L’idea fondamentale di Mario Lodi è trasformare l’aula in una specie di piccolo stato partendo dal concetto che i bambini che arrivano in classe hanno già un sapere, che non va sottovalutato, ma da cui bisogna partire per replicare il metodo con cui lo hanno appreso.

Il primo obbiettivo è quindi creare delle regole condivise da entrambi e stabilire, ad esempio, i metodi con cui parlare ed ascoltare. Poi il primo compito che è quello di abbellire la classe, di renderla più accogliente attraverso il contributo di tutti, perché così diventa casa e la si rispetta, un primo piccolo passo verso l’educazione ed il rispetto degli altri e della cosa pubblica: il miglior antidoto verso il vandalismo.



«Quando si ragiona di cambiare la scuola», continua Lodi «lo si fa sempre partendo da un'idea astratta e quando si insegna si tende a farlo dall'alto. Invece io credo che si impari meglio se un maestro parte dal basso, dal punto di vista del bambino, creando continuità con il suo apprendere prima della scuola. Perchè funzioni serve una costante comunicazione con le famiglie, ma è meno difficile di come sembra: se quel che si fa a scuola si traduce ogni 15 giorni in un giornalino le informazioni passano».


E’ lo stesso concetto del “fare insieme” di don Lorenzo Milani ed infatti c’è stato uno scambio continuo di lettere fra i due insegnanti, così simili nel mettere il bambino al centro di tutta l’opera educativa.

Sul maestro unico Lodi usa il ragionamento più logico e distante dalle varie strumentalizzazioni politiche e dice che non fa differenza se sono uno o tanti ma conta molto come sono, la loro qualità più che la loro quantità. Lo stesso sul tempo pieno, utile se serve per educare e formare, inutile se rappresenta solo un parcheggio.
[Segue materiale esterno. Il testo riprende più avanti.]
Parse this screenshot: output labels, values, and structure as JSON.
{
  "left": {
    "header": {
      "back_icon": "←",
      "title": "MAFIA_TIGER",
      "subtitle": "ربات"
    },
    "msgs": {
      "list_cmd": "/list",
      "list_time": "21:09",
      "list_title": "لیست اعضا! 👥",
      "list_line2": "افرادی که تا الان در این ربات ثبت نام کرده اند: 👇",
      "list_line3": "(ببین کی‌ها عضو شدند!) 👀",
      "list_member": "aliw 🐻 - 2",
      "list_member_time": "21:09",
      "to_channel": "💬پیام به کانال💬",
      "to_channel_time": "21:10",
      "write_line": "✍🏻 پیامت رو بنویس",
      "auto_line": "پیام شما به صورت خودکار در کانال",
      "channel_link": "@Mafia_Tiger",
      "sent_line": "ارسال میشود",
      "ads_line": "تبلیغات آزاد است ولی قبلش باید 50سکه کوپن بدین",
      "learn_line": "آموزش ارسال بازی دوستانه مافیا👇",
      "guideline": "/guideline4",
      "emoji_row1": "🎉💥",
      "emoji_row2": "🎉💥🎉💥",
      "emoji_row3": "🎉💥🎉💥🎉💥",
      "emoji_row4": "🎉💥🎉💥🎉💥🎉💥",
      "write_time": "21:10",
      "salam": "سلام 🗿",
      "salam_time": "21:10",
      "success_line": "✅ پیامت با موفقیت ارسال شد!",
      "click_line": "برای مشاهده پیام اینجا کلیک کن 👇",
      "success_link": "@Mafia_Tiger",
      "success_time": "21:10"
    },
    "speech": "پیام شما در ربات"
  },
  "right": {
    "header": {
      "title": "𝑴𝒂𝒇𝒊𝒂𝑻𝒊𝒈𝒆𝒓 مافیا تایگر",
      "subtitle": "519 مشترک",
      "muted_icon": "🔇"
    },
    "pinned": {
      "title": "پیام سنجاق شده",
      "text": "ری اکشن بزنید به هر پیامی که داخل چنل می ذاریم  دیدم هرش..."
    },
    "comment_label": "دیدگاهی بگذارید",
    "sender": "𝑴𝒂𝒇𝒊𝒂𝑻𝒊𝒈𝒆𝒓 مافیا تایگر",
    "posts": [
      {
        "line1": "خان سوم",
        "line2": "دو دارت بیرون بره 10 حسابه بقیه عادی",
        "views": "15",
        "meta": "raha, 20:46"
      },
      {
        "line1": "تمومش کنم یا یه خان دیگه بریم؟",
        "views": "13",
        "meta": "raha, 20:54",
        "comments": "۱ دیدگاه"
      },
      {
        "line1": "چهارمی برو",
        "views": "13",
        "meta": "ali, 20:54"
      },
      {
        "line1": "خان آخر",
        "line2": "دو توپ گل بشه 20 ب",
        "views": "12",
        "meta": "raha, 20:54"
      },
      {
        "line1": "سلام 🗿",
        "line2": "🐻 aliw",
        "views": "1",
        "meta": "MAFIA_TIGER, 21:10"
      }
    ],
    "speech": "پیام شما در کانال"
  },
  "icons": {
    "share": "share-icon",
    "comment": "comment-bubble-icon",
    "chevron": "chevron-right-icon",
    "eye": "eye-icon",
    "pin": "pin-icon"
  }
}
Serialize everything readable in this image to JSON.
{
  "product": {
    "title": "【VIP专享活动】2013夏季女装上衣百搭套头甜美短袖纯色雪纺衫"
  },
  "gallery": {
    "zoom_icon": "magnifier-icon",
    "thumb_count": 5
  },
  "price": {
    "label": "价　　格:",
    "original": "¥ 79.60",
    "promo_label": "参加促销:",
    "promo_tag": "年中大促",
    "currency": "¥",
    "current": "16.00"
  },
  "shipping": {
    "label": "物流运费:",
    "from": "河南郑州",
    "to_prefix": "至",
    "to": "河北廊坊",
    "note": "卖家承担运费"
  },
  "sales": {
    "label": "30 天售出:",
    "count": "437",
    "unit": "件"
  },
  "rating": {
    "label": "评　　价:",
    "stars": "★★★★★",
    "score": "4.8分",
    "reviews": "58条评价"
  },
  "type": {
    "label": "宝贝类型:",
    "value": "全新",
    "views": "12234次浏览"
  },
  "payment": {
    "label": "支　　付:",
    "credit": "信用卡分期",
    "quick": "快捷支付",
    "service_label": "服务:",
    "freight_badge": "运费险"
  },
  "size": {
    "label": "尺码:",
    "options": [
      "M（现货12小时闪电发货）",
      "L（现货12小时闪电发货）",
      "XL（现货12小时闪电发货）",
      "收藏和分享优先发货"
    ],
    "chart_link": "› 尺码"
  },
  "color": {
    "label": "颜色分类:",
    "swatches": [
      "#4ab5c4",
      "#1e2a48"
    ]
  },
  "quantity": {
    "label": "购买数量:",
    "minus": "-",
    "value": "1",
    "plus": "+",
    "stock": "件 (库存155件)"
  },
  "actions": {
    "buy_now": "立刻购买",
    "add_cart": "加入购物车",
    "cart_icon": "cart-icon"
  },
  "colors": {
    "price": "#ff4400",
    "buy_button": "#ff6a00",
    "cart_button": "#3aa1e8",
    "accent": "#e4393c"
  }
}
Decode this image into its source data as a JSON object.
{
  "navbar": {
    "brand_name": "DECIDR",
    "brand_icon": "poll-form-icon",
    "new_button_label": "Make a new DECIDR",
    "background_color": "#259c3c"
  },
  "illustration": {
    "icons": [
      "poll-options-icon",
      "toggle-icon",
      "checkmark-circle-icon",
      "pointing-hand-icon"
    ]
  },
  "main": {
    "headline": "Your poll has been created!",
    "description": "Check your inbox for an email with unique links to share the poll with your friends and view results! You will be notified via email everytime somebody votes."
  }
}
Nell’intervista poi affronta il problema dei nuovi media.

Prima dell’arrivo della televisione i bambini vivevano in un mondo reale da cui traevano gli elementi per la loro formazione. Ora si trovano davanti due mondi, quello reale e quello virtuale della Tv e di Internet. Naturalmente non si può rifiutare quello virtuale ma non bisogna permettere che i bambini abbandonino completamente l’osservazione del mondo reale che li circonda, l’osservazione diretta delle persone, dell’ambiente.

Bisogna metterli in guardia, dice sempre Mari Lodi, che la realtà non è così violenta come appare alla Tv, che i violenti sono solo una minoranza e che loro sono la speranza, loro debbono reagire perché solo i giovani sono in grado di cambiare il mondo.

Debbono cioè imparare che il linguaggio della televisione è diverso dal linguaggio reale, quello che
noi usiamo per comunicare. Bisogna insegnare loro che la televisione, Internet e i nuovi mezzi di comunicazione sono importanti per quello che ci possono dare, ma che ci trasmettono anche cose negative che noi dobbiamo conoscere. I bambini ci ascoltano, dice Mario Lodi, un vecchio insegnante di 87 anni con le idee molto chiare, e attentamente anche, basta saper usare le parole giuste.